On Oct. 28, the InterAmerican Commission on Human Rights expressed concern over the arbitrary arrests and detentions of former members of Aristide’s party, as well as other acts of violence and intimidation carried out against human rights advocates and journalists, including the murder last September of Moleste Lovinsky Bertomieux, the host of a daily program on Radio Caraibe.

Adults are not the only targets of police violence. Child welfare workers say the rate of beatings and killings of street children has increased five times since the ouster of Aristide. These murders are carried out by the police, death squads and the military.

Michael Brewer, director of Haiti Street Kids Inc., has described how groups of men who belong to military patrols in Port-au-Prince kill street children “for sport.”

Jocelyn McCalla, executive director of National Coalition for Haitian Rights, indicated to me, “Lack of justice is the most critical issue in Haiti today.”

During my stay in Haiti I heard a similar feelings expressed. Haitians are desperate to live in peace and security and to lead normal, productive lives. That is why the main task is to establish the rule of law, including finding a just solution for the more than 1,000 detainees currently awaiting trial.

With the judiciary all but destroyed, a possible solution could be to create a special court of justice along the lines of that established in Sierra Leone. A Haitian special court should develop out of an agreement between the government of Haiti and the United Nations. And, unlike the Rwanda and the former Yugoslavia Tribunals, which are composed exclusively of international judges elected by the U.N. General Assembly, Haiti’s special court should comprise both international and Haitian judges, prosecutors and staff.
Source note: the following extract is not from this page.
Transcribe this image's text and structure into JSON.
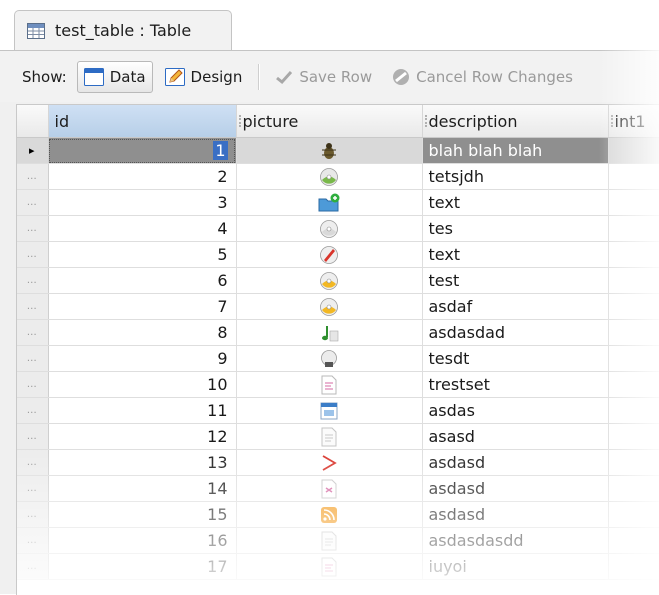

Haiti is a vibrant country cursed by its own political elites and repeated foreign interventions. The establishment of civil justice is a condition for peace in the country, which continues to be ravaged by almost daily acts of violence. Peace must precede efforts to stimulate Haiti’s tattered economy. The establishment of a special court could bring a measure of accountability in Haiti, and would let the victims of significant human rights abuses and their families know that justice will finally prevail in their country.